16. A kit for enzymatically synthesizing a polynucleotide, comprising:

an initiator comprising a 3′-terminal nucleotide having a free 3′-hydroxyl group:

a polymerase for incorporating nucleotide monomers to the initiator to elongate a nucleic acid strand from the free 3′-hydroxyl group, wherein the nucleotide monomers comprise a guiding nucleotide, such that the guiding nucleotide is incorporated in the nucleic acid strand; and

an endonuclease for cleaving the nucleic acid strand according to a position of the guiding nucleotide to release a predetermined polynucleotide and leave a new free 3′-hydroxyl group at the 3′ end of a remaining nucleic acid strand, wherein the endonuclease specifically recognizes the guiding nucleotide and cleaves at a second phosphodiester bond 3′ to the guiding nucleotide, a first phosphodiester bond 5′ to the guiding nucleotide, a second phosphodiester bond 5′ to the guiding nucleotide, or a third phosphodiester bond 5′ to the guiding nucleotide, so that the predetermined polynucleotide is obtained and the remaining nucleic acid strand having the new free 3′-hydroxyl group is retained and serves as a new initiator for another round of polynucleotide synthesis.

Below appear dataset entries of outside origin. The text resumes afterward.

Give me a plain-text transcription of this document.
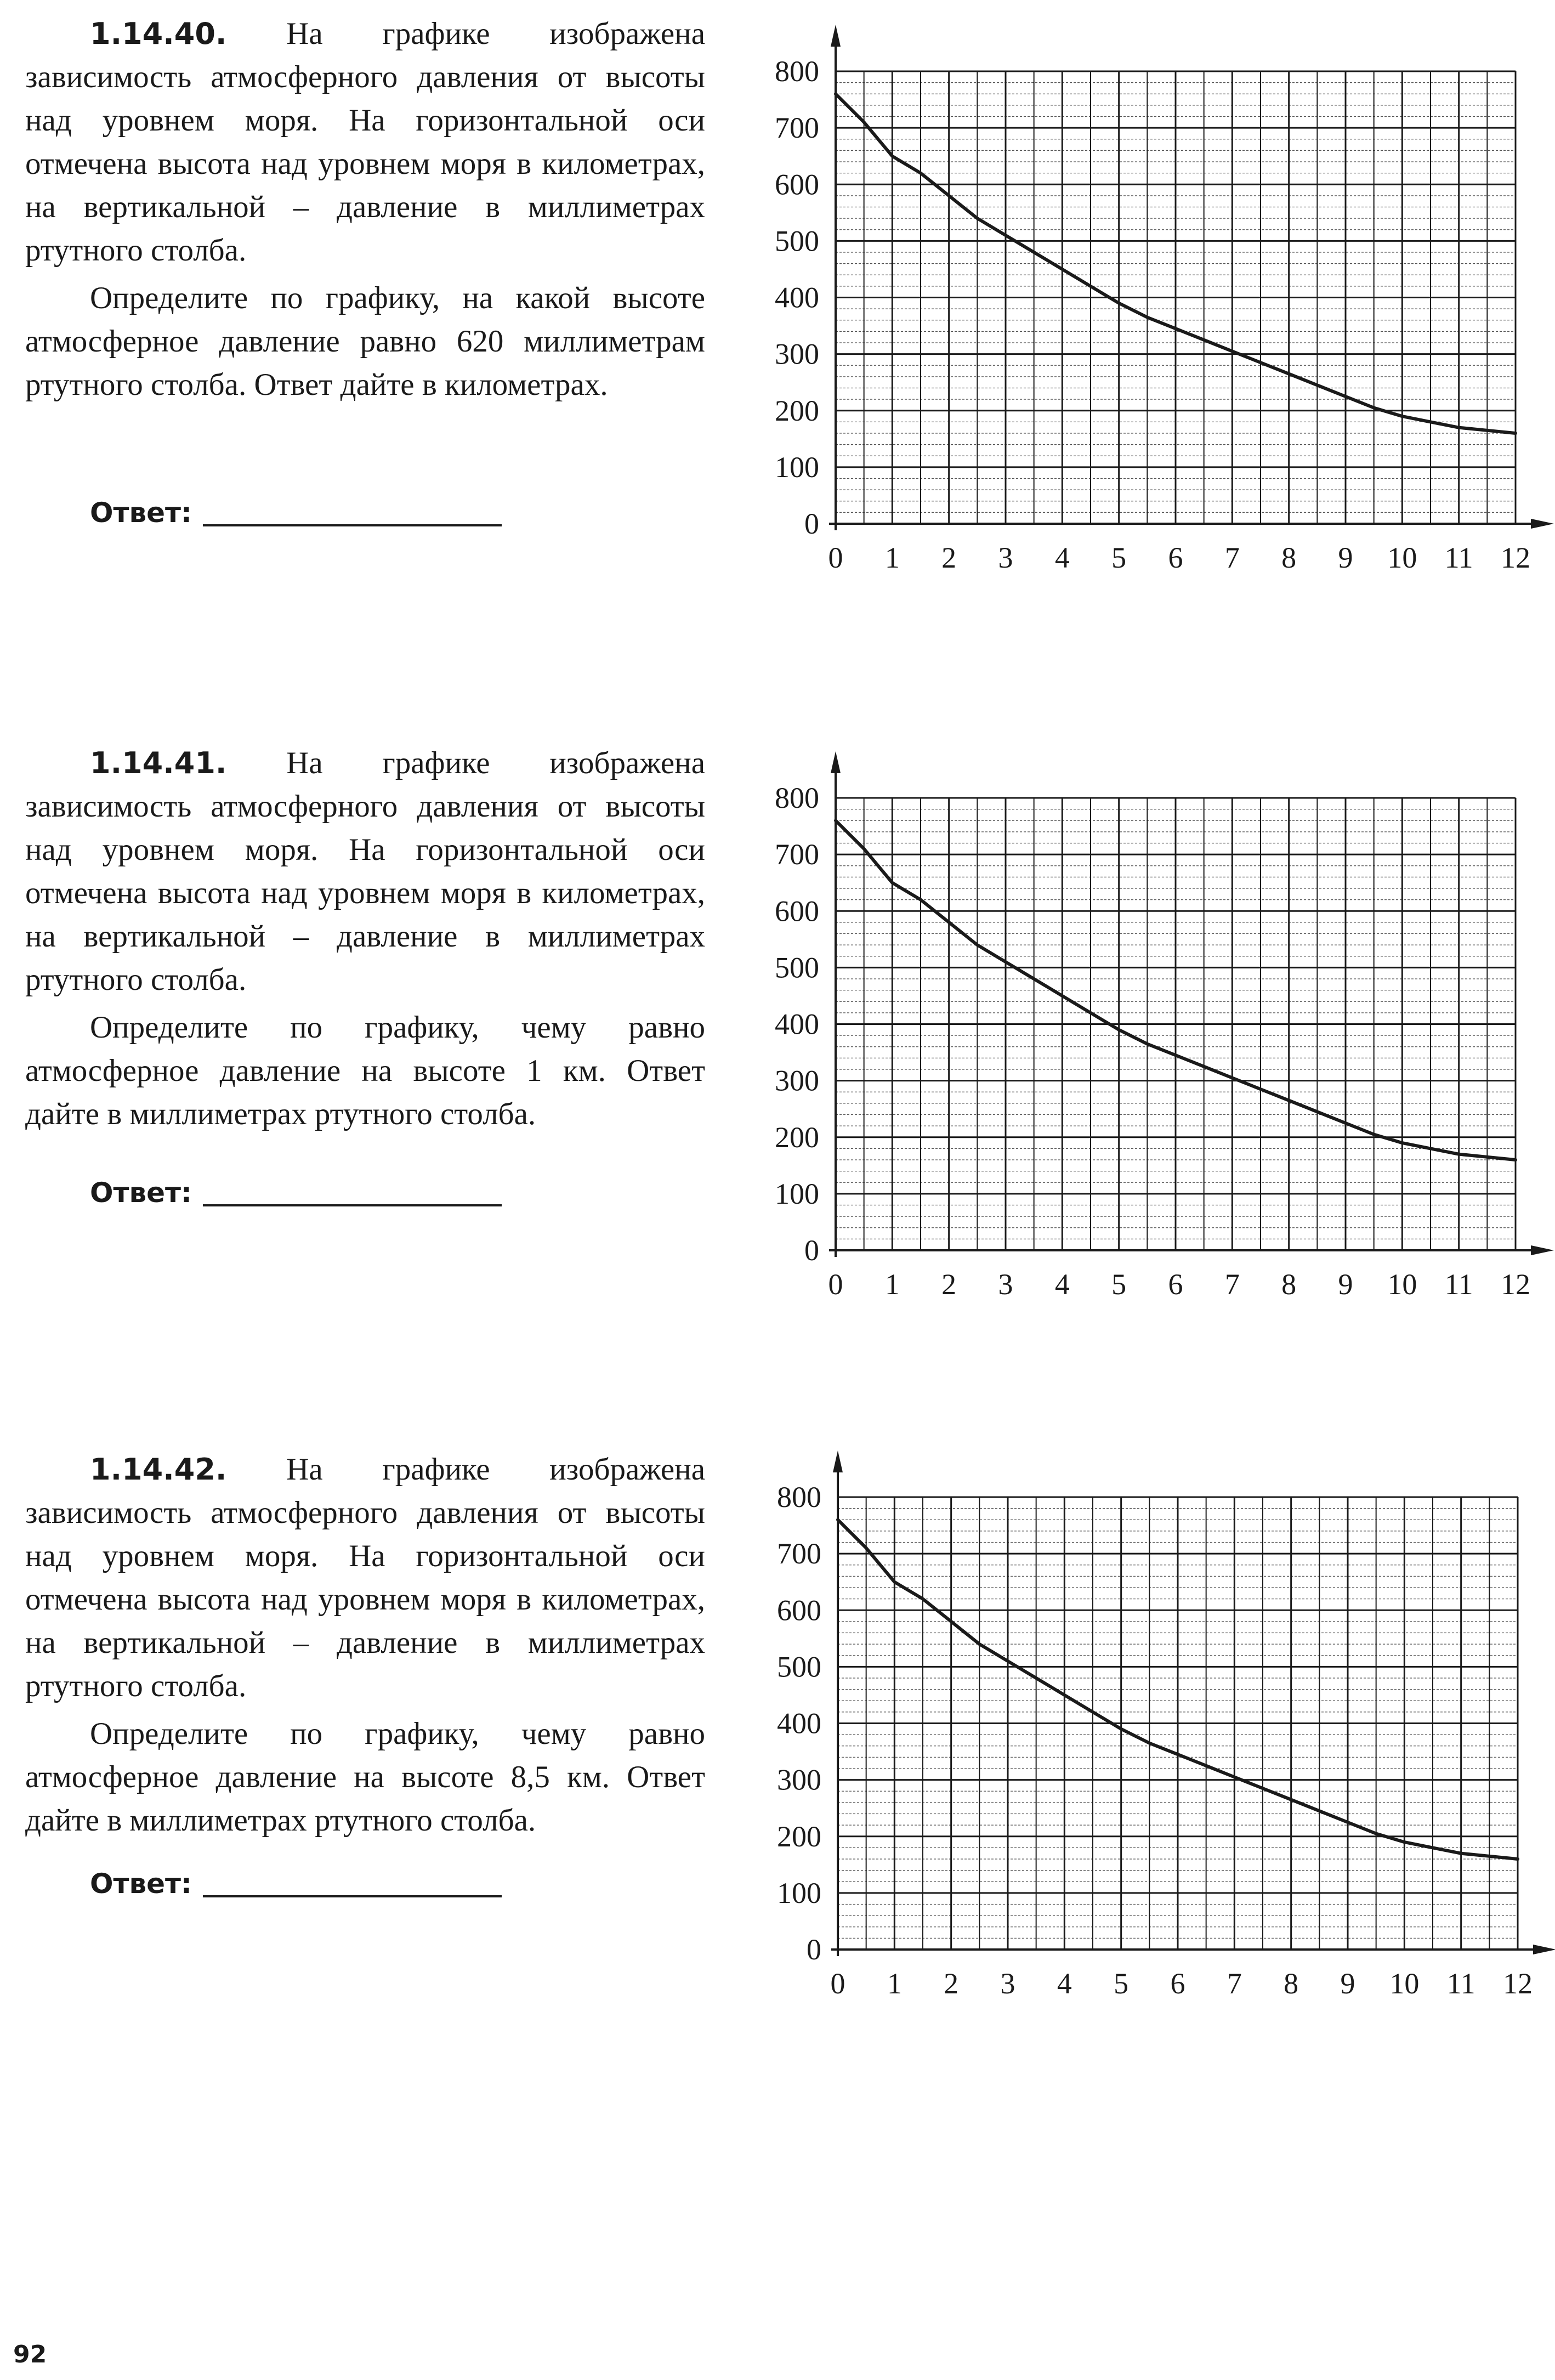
1.14.40. На графике изображена зависимость атмосферного давления от высоты над уровнем моря. На горизонтальной оси отмечена высота над уровнем моря в километрах, на вертикальной – давление в миллиметрах ртутного столба.

Определите по графику, на какой высоте атмосферное давление равно 620 миллиметрам ртутного столба. Ответ дайте в километрах.

Ответ:

1.14.41. На графике изображена зависимость атмосферного давления от высоты над уровнем моря. На горизонтальной оси отмечена высота над уровнем моря в километрах, на вертикальной – давление в миллиметрах ртутного столба.

Определите по графику, чему равно атмосферное давление на высоте 1 км. Ответ дайте в миллиметрах ртутного столба.

Ответ:

1.14.42. На графике изображена зависимость атмосферного давления от высоты над уровнем моря. На горизонтальной оси отмечена высота над уровнем моря в километрах, на вертикальной – давление в миллиметрах ртутного столба.

Определите по графику, чему равно атмосферное давление на высоте 8,5 км. Ответ дайте в миллиметрах ртутного столба.

Ответ:
0
100
200
300
400
500
600
700
800
0 1 2 3 4 5 6 7 8 9 10 11 12
0
100
200
300
400
500
600
700
800
0 1 2 3 4 5 6 7 8 9 10 11 12
0
100
200
300
400
500
600
700
800
0 1 2 3 4 5 6 7 8 9 10 11 12
92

17. A kit of enzymatically retrieving a polynucleotide, the kit comprising:

a synthetic polynucleotide having a guiding nucleotide; and

an endonuclease for cleaving the synthetic polynucleotide to release a predetermined polynucleotide, wherein the endonuclease recognizes the position of the guiding nucleotide and cleaves at a second phosphodiester bond 3′ to the guiding nucleotide, a first phosphodiester bond 5′ to the guiding nucleotide, a second phosphodiester bond 5′ to the guiding nucleotide, or a third phosphodiester bond 5′ to the guiding nucleotide, so that the predetermined polynucleotide is obtained.

18. The kit of claim 16 or 17, wherein the guiding nucleotide contains uracil or inosine.